Je me réfèrerai donc à un article paru dans Vice, qui rapporte que le Pentagone utilise désormais ChatGPT pour aider les analystes à traiter des quantités massives de données et à identifier des tendances et des modèles pertinents. Selon l’article, ChatGPT aurait été utilisé par le Pentagone pour analyser des milliers de documents sur l’Afghanistan et le Pakistan dans le but de comprendre les dynamiques de la guerre en cours dans la région, et aurait été en mesure de détecter des tendances et des schémas qui, sans lui, auraient échappé aux analystes humains.
Même si cela reste à prouver, on comprend bien qu’un outil aussi puissant que ChatGPT permet des analyses (peut-être) plus approfondies et plus précises, mais tout au moins différentes, ouvrant le champ des possibles à la détection des angles morts.
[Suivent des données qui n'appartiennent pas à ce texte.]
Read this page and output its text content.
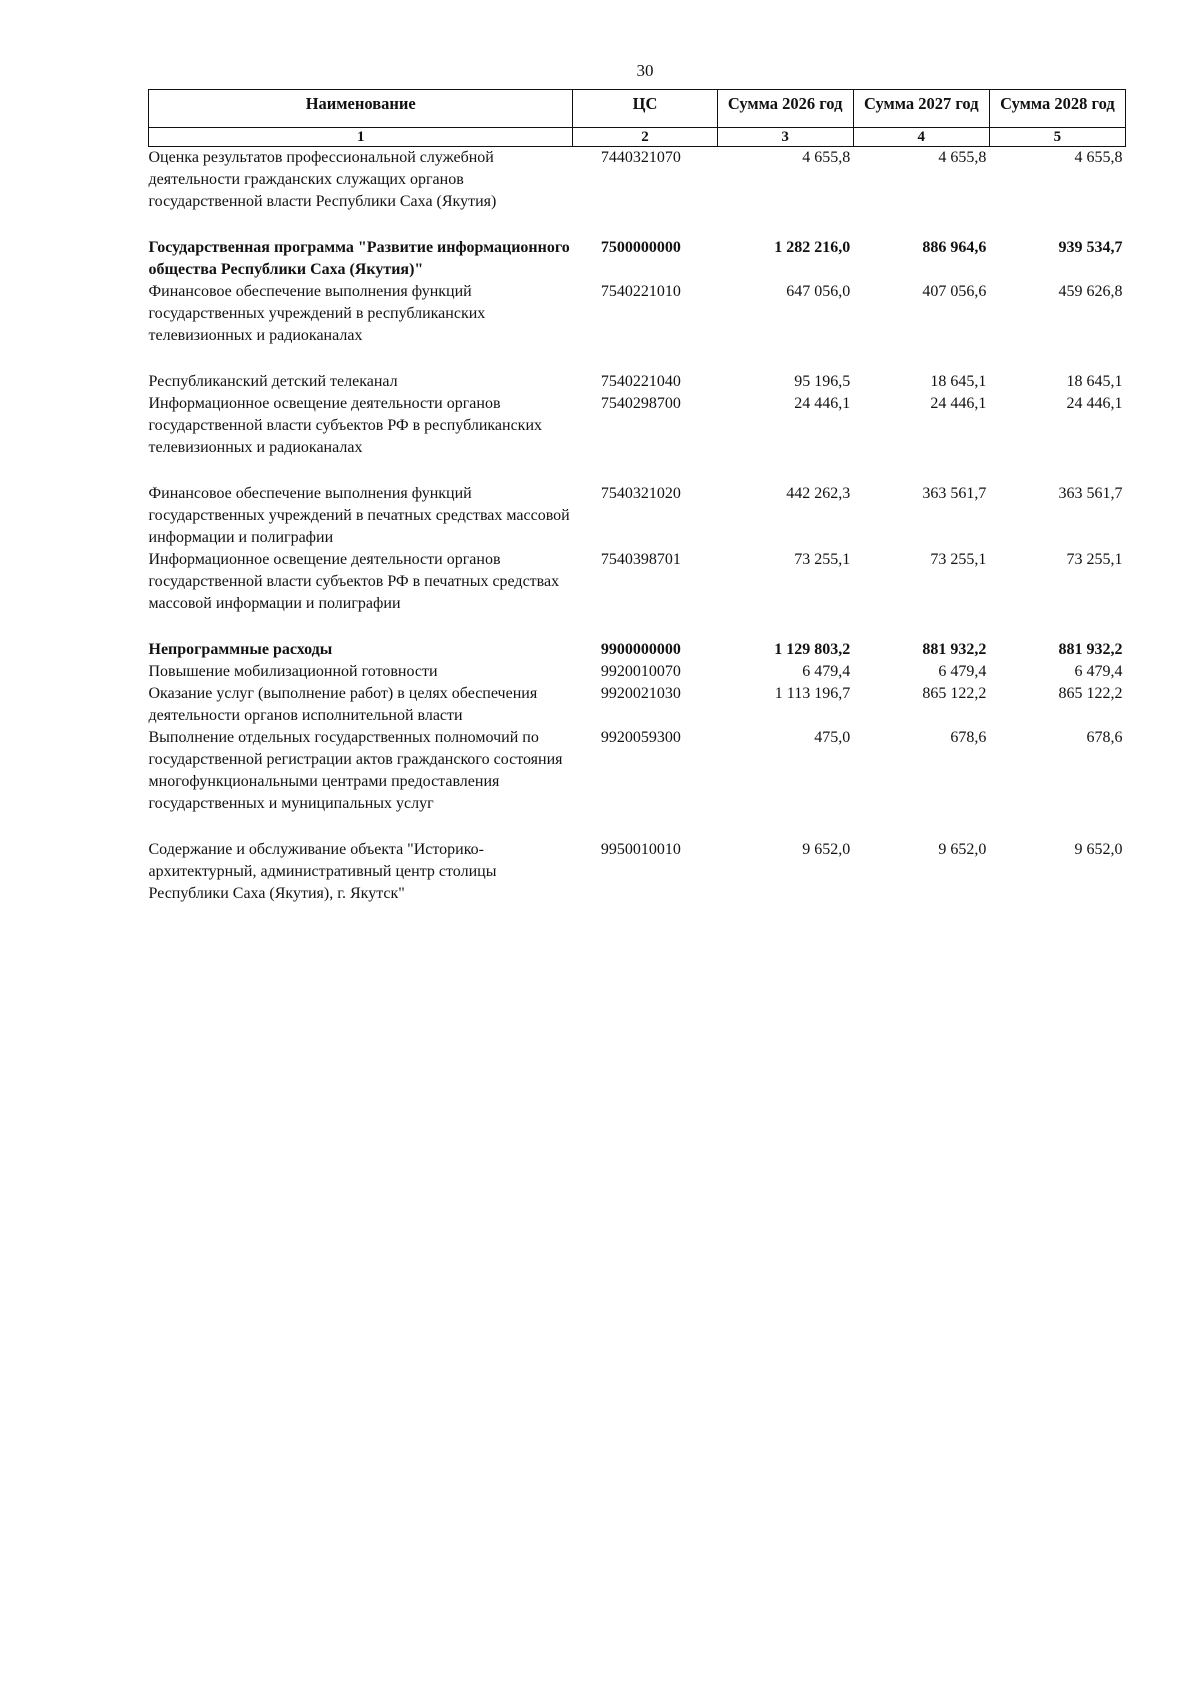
30
Наименование	ЦС	Сумма 2026 год	Сумма 2027 год	Сумма 2028 год
1	2	3	4	5
Оценка результатов профессиональной служебной деятельности гражданских служащих органов государственной власти Республики Саха (Якутия)	7440321070	4 655,8	4 655,8	4 655,8
Государственная программа "Развитие информационного общества Республики Саха (Якутия)"	7500000000	1 282 216,0	886 964,6	939 534,7
Финансовое обеспечение выполнения функций государственных учреждений в республиканских телевизионных и радиоканалах	7540221010	647 056,0	407 056,6	459 626,8
Республиканский детский телеканал	7540221040	95 196,5	18 645,1	18 645,1
Информационное освещение деятельности органов государственной власти субъектов РФ в республиканских телевизионных и радиоканалах	7540298700	24 446,1	24 446,1	24 446,1
Финансовое обеспечение выполнения функций государственных учреждений в печатных средствах массовой информации и полиграфии	7540321020	442 262,3	363 561,7	363 561,7
Информационное освещение деятельности органов государственной власти субъектов РФ в печатных средствах массовой информации и полиграфии	7540398701	73 255,1	73 255,1	73 255,1
Непрограммные расходы	9900000000	1 129 803,2	881 932,2	881 932,2
Повышение мобилизационной готовности	9920010070	6 479,4	6 479,4	6 479,4
Оказание услуг (выполнение работ) в целях обеспечения деятельности органов исполнительной власти	9920021030	1 113 196,7	865 122,2	865 122,2
Выполнение отдельных государственных полномочий по государственной регистрации актов гражданского состояния многофункциональными центрами предоставления государственных и муниципальных услуг	9920059300	475,0	678,6	678,6
Содержание и обслуживание объекта "Историко-архитектурный, административный центр столицы Республики Саха (Якутия), г. Якутск"	9950010010	9 652,0	9 652,0	9 652,0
La force du modèle de langage de réseau neuronal pour apprendre à partir de vastes quantités de données textuelles et générer des réponses à des questions posées en langage naturel prend ici une tout autre dimension.
Pas de solution miracle
L’article souligne cependant que l’utilisation de ChatGPT par le Pentagone, comme pour toutes les autres utilisations que nous pouvons en faire, soulève des préoccupations quant à la protection des données et à la vie privée, car l’IA peut potentiellement analyser des quantités massives de données personnelles et de communications privées, même si le Pentagone affirme que la technologie est utilisée de manière responsable et éthique, conformément aux lois et aux politiques en vigueur. Transparence, responsabilité et protection des données devront, quant à moi, toujours venir en opposition à l’utilisation croissante de l’IA pour traiter des données, identifier des tendances, créer des modèles pertinents et prendre des décisions, que ce soit par les gouvernements, les groupes armés ou encore religieux. D’autant plus que l’IA n’est pas infaillible et que sa capacité à prendre des décisions est limitée par la qualité des données qu’elle reçoit.
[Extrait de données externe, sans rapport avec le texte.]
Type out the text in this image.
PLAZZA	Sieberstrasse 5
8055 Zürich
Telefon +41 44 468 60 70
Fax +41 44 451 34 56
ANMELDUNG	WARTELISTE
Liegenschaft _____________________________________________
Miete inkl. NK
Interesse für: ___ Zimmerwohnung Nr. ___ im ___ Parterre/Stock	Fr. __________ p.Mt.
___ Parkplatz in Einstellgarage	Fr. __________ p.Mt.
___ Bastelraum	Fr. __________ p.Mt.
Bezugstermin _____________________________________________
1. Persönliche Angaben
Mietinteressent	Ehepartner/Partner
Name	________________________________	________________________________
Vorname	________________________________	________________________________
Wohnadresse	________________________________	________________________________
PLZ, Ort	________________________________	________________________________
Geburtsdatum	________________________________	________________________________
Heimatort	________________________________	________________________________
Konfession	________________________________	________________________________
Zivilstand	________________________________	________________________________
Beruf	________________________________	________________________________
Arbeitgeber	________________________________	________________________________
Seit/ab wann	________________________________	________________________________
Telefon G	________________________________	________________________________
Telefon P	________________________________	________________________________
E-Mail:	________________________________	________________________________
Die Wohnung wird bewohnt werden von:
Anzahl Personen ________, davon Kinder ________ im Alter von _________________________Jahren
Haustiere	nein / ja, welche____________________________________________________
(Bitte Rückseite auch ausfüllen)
Comme le souligne l’article de The Markup, « l’IA n’est pas une solution miracle à tous les problèmes ». Un peu de retenue face aux avantages et les inconvénients de l’IA avant son utilisation dans des situations critiques, est donc de mise, puisque l’on sait également que l’IA peut être biaisée si elle est entraînée sur des données qui reflètent des stéréotypes ou des préjugés.
Jugement critique
Il est donc important de se développer un esprit critique en regard à l’évolution technologique proposée, et de surveiller et corriger les biais dans les données d’entraînement pour garantir que l’IA ne renforce pas les inégalités existantes. Chat GPT (et l’IA de façon générale) n’est pas une panacée, mais plutôt un outil pouvant être utilisé de manière positive ou négative selon la personne ou le groupe de personnes ayant le contrôle du clavier.
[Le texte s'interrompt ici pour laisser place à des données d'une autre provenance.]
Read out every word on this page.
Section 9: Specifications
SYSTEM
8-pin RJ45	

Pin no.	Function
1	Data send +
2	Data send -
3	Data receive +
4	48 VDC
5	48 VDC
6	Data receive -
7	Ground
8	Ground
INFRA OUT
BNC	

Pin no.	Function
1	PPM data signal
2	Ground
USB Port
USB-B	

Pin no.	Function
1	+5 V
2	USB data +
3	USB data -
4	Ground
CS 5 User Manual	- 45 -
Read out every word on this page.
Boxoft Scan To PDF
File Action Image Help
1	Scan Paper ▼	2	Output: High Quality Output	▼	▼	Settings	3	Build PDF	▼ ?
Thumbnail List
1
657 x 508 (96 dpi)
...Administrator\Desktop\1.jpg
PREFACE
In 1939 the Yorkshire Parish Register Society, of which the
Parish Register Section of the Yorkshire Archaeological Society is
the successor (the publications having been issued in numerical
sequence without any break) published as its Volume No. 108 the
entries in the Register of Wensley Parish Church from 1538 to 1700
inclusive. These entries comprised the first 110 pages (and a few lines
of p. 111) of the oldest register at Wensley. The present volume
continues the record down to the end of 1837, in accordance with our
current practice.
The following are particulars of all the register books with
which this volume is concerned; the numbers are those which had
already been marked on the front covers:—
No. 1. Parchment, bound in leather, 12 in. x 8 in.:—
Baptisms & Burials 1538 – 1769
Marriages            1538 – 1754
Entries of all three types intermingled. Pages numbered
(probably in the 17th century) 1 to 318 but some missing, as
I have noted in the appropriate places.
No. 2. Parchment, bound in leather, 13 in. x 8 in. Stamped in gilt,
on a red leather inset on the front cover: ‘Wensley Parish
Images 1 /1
Cela dit, il me parait difficile de tirer une conclusion définitive quant à l’utilisation de ChatGPT et les risques associés de déstabilisation de nos démocraties, ou au contraire, quant aux opportunités d’identifier des tendances et des schémas pertinents pour prendre des décisions éclairées et maintenir ainsi nos démocraties en bonne santé. Comme citoyens, nous devons être conscients des risques associés à l’utilisation de l’IA et devons exiger d’être informés sur la manière dont les gouvernements utilisent cette technologie. À esprits critiques viendra l’obligation de technologies éthiques.